GMPs are set practices that makers need to set up to guarantee that their items meet indicated quality norms.
GMP rules comprise of the base prerequisites that sustenance item, medication or pharmaceutical makers need to meet to guarantee that their items are of the recommended quality and make no mischief or hazard the individuals who devour them or people in general on the loose.

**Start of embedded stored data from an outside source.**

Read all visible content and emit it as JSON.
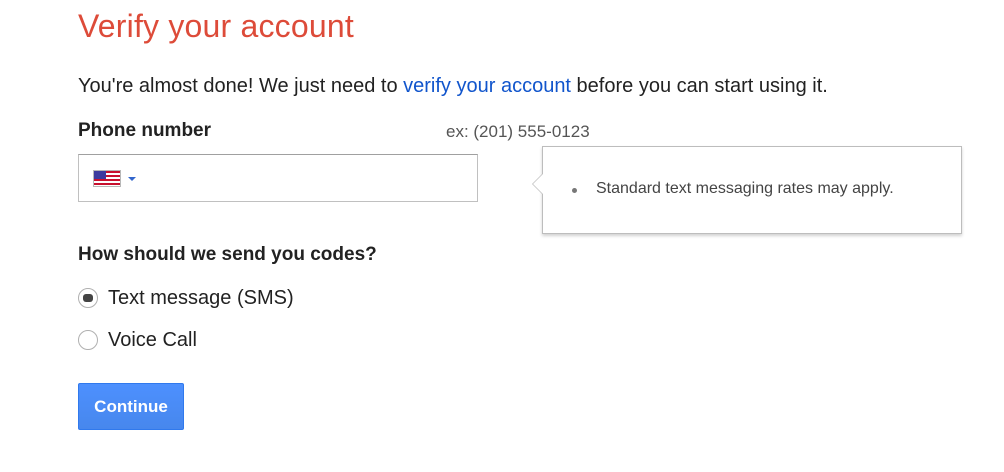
{
  "page": {
    "title": "Verify your account",
    "intro": {
      "before": "You're almost done! We just need to ",
      "link": "verify your account",
      "after": " before you can start using it."
    }
  },
  "phone": {
    "label": "Phone number",
    "example": "ex: (201) 555-0123",
    "value": "",
    "country_icon": "us-flag-icon"
  },
  "tooltip": {
    "items": [
      "Standard text messaging rates may apply."
    ]
  },
  "codes": {
    "label": "How should we send you codes?",
    "options": [
      {
        "label": "Text message (SMS)",
        "selected": true
      },
      {
        "label": "Voice Call",
        "selected": false
      }
    ]
  },
  "actions": {
    "continue_label": "Continue"
  },
  "colors": {
    "title": "#dd4b39",
    "link": "#1155cc",
    "button": "#4d90fe"
  }
}
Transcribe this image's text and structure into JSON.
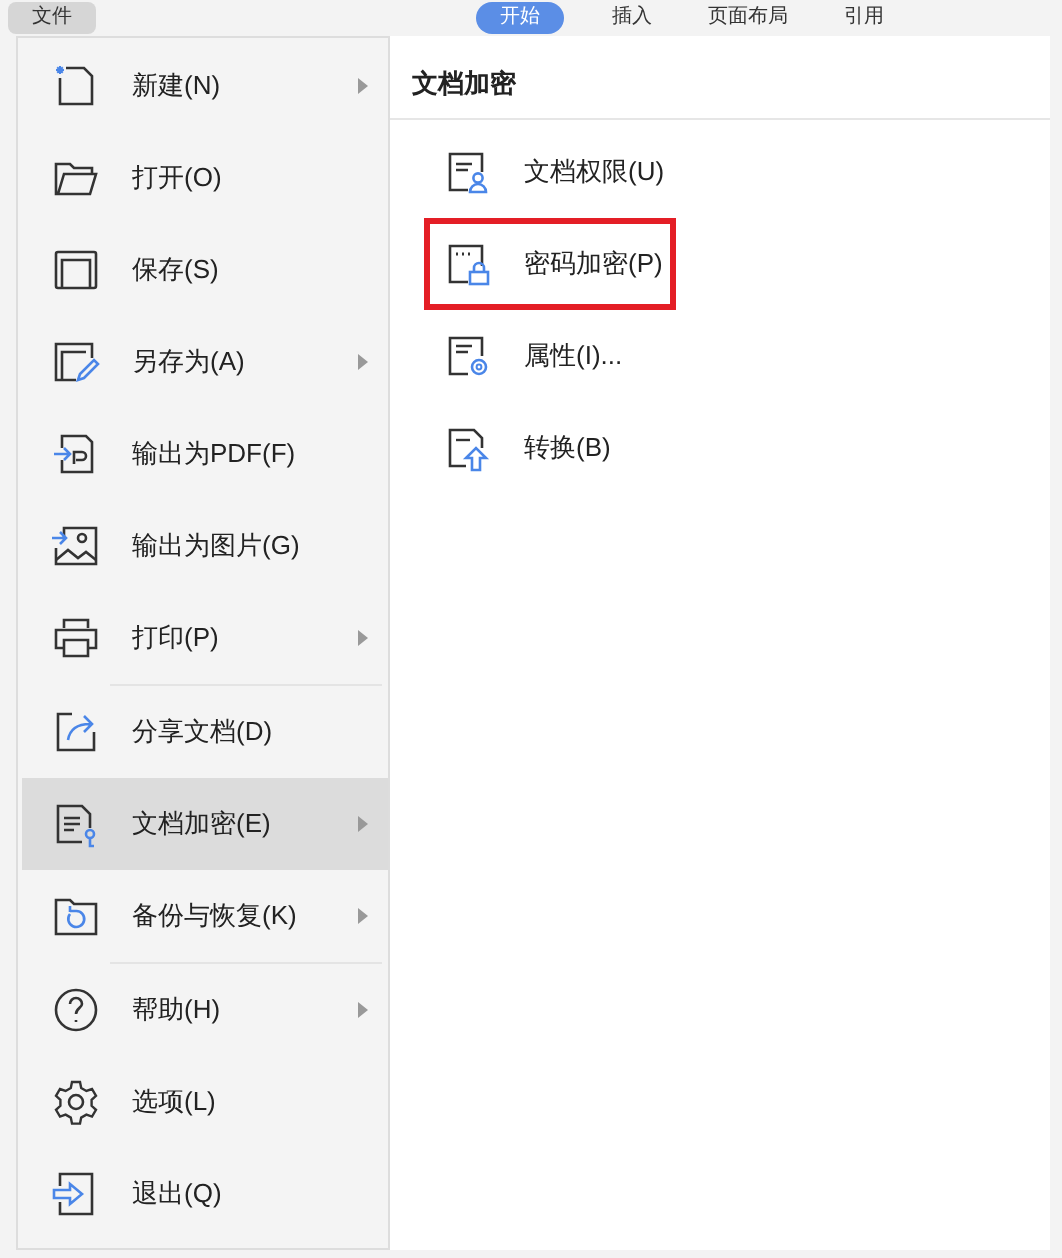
{
  "toolbar": {
    "file_button": "文件",
    "tabs": [
      {
        "label": "开始",
        "selected": true
      },
      {
        "label": "插入",
        "selected": false
      },
      {
        "label": "页面布局",
        "selected": false
      },
      {
        "label": "引用",
        "selected": false
      }
    ]
  },
  "menu": {
    "items": [
      {
        "label": "新建(N)",
        "submenu": true,
        "selected": false
      },
      {
        "label": "打开(O)",
        "submenu": false,
        "selected": false
      },
      {
        "label": "保存(S)",
        "submenu": false,
        "selected": false
      },
      {
        "label": "另存为(A)",
        "submenu": true,
        "selected": false
      },
      {
        "label": "输出为PDF(F)",
        "submenu": false,
        "selected": false
      },
      {
        "label": "输出为图片(G)",
        "submenu": false,
        "selected": false
      },
      {
        "label": "打印(P)",
        "submenu": true,
        "selected": false,
        "divider_after": true
      },
      {
        "label": "分享文档(D)",
        "submenu": false,
        "selected": false
      },
      {
        "label": "文档加密(E)",
        "submenu": true,
        "selected": true
      },
      {
        "label": "备份与恢复(K)",
        "submenu": true,
        "selected": false,
        "divider_after": true
      },
      {
        "label": "帮助(H)",
        "submenu": true,
        "selected": false
      },
      {
        "label": "选项(L)",
        "submenu": false,
        "selected": false
      },
      {
        "label": "退出(Q)",
        "submenu": false,
        "selected": false
      }
    ]
  },
  "submenu": {
    "title": "文档加密",
    "items": [
      {
        "label": "文档权限(U)",
        "highlighted": false
      },
      {
        "label": "密码加密(P)",
        "highlighted": true
      },
      {
        "label": "属性(I)...",
        "highlighted": false
      },
      {
        "label": "转换(B)",
        "highlighted": false
      }
    ]
  }
}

Here are 10 basic GMP best practice guidelines to follow:
- Establish Good Written Procedures
- Qualify and Validate Processes
- Identify Roles and Responsibilities
- Keep All Records
- Use the Right Facilities and Equipment
- Assemble a Competent Team
- Practice Good Hygiene
- Maintain Facilities and Equipment
- Ensure Quality
- Use GMP Audit Checklists
Good manufacturing practices, or in short GMP, are the practices required to comply with the guidelines, issued by international inspection organisations such as FDA, MHRA, EMA, and other. These guidelines are the minimum requirements that pharmaceutical or food product manufacturers need to follow to guarantee the high quality of the products that they manufacture. If these guidelines are not followed properly, the developed products may pose serious risk to people’s health – there may be risk of cross-contamination, infections or other. In order to achieve best results and strict control, organizations apply these good practices to the whole personnel that is involved in the development process of drugs, food and other.
A great source of information about GMP are books like ‘’Good Manufacturing Practices for Pharmaceuticals’’; ‘’ Good Manufacturing Practices for Pharmaceuticals: A plan for total quality control from manufacturer to consumer; ‘’ Good Manufacturing Practices for Pharmaceuticals: A plan for total quality control’’ and many others.